Dénicher un assistant virtuel doté d’intelligence et de réelles capacités conversationnelles est très difficile. J’en ai essayé plusieurs et, pour le moment, je les classe encore dans la catégorie des gadgets amusants. Dans le monde de la finance, le meilleur assistant dont un conseiller puisse rêver demeure encore un humain. Le problème est qu’il ne travaille pas 24 heures sur 24 et qu’il n’a que dix doigts.

Terminologie et tendances du marché

Démêlons quelques termes. On parle d’un assistant personnel dans le cas d’un logiciel qui gère et fournit des informations d’intérêt général : la météo, les résultats sportifs, les coordonnées téléphoniques, l’agenda, les courriels, etc. Apple, Google, Microsoft et Amazon proposent tous leur version de l’assistant personnel et Facebook s’apprête à sauter dans l’arène. Pour un conseiller, il existe beaucoup mieux.

La tendance actuelle en technologie va plutôt vers le développement d’agents ou assistants virtuels, interfaces de style robot conversationnel appuyées d’écrans intelligents qui répondent aux questions des utilisateurs. Ces derniers sont animés par des avatars dotés d’expressions faciales et utilisant un langage naturel. D’ici quelques années, ces logiciels seront au cœur même de la relation entre les institutions financières et les clients. Ce seront eux, votre compétition dans le domaine de l’investissement.

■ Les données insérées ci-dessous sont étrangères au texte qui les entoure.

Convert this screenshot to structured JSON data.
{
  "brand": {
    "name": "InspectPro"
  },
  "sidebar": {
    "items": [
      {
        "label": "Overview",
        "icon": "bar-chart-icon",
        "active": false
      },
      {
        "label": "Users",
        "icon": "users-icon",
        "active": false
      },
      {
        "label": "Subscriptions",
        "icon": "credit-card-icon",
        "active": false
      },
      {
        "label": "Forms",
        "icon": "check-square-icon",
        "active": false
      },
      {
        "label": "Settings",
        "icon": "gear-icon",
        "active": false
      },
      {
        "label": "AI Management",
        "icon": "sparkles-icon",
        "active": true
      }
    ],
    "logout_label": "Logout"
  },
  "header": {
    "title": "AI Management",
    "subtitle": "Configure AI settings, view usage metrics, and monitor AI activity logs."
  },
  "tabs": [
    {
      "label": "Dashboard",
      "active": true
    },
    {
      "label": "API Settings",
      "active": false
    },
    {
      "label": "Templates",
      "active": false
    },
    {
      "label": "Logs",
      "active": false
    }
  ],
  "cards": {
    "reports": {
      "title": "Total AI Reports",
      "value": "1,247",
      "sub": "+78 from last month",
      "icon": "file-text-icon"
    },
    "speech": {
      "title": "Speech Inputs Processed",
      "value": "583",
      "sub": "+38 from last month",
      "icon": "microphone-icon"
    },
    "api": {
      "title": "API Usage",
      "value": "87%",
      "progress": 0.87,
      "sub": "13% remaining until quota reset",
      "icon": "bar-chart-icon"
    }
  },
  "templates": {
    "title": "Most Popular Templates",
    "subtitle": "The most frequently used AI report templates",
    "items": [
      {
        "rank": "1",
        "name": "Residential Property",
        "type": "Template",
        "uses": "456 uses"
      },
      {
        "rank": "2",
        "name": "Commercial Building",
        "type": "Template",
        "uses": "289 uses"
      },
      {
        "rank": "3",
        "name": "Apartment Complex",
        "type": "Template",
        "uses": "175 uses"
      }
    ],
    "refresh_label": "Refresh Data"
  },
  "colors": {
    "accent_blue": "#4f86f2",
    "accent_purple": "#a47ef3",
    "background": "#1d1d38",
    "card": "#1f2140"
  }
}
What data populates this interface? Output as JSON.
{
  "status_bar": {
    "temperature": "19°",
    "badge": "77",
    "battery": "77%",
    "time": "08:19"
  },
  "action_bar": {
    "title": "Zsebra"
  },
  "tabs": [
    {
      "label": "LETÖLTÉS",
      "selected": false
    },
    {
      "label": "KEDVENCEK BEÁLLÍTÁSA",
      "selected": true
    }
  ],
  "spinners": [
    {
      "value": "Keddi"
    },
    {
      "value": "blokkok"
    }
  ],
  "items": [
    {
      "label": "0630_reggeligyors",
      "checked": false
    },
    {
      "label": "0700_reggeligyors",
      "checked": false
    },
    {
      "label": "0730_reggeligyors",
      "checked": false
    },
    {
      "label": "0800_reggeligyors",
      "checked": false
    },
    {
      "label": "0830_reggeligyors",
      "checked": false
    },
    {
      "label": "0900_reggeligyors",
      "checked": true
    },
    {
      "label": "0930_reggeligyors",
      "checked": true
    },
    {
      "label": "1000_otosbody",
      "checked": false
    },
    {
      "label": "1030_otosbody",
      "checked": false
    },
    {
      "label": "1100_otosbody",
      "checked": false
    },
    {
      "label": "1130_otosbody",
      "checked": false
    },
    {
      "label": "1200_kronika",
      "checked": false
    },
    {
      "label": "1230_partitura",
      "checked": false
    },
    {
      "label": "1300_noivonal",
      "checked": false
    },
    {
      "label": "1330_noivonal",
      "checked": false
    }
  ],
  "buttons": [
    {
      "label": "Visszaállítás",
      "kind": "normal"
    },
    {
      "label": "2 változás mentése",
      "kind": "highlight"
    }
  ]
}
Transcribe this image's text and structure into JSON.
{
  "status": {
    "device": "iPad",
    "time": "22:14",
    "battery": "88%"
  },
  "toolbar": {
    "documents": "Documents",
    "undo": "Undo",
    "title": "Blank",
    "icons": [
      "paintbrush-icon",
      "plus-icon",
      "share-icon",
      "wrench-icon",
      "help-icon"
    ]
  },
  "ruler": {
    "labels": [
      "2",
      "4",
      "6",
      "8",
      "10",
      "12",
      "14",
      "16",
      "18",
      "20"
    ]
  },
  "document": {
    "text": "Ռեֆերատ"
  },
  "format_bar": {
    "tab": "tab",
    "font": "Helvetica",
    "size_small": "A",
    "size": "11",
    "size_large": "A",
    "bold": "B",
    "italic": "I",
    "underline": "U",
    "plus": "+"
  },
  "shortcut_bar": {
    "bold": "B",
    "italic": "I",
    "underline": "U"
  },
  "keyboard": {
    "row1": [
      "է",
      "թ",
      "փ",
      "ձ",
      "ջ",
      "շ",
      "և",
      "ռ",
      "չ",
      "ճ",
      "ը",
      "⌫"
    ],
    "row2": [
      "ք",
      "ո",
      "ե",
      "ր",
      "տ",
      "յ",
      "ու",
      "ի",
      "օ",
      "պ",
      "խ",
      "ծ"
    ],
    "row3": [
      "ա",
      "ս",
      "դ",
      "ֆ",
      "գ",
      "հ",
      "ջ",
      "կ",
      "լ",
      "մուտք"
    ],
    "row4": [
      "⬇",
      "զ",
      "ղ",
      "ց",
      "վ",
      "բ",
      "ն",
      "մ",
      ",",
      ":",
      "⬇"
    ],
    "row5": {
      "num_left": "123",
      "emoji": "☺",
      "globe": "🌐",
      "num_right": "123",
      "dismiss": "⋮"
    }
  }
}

Finalement, on retrouve dans les services financiers des plateformes automatisées d’investissement en ligne que les institutions financières appellent des conseillers-robots. Certaines utilisent aussi l’expression « conseil automatisé ». En anglais, le terme « conseiller-robot » (robo-advisor) est cependant de plus en plus remplacé par celui d’agent ou assistant virtuel (virtual agent ou virtual assistant), qui peut désigner autant la plateforme d’investissement automatisée que le robot conversationnel qui répond aux questions des clients.

Les conseillers-robots

Aujourd’hui, presque toutes les institutions financières offrent à leurs clients des conseillers-robots. Ces derniers leur concoctent un portefeuille de placement en fonction de leur profil d’investisseur et des produits financiers disponibles.

Je conseille fortement de faire une tournée des plateformes disponibles pour évaluer la concurrence et voir comment ces outils pourraient améliorer le service que vous offrez à vos clients. Voici les principales, majoritairement en anglais :

Il existe aussi de plus petits joueurs tels SigFig, FutureAdvisor, InteractiveAdvisor, MarketsRiders, Acorns et WiseBanyan. Au Canada, les grandes banques ont aussi investi le marché des conseillers-robots. La Banque de Montréal, la Banque Nationale, RBC et Tangerine (propriété de la Banque Scotia) possèdent notamment une interface de placement qui établit le profil de l’investisseur et choisit les fonds correspondants.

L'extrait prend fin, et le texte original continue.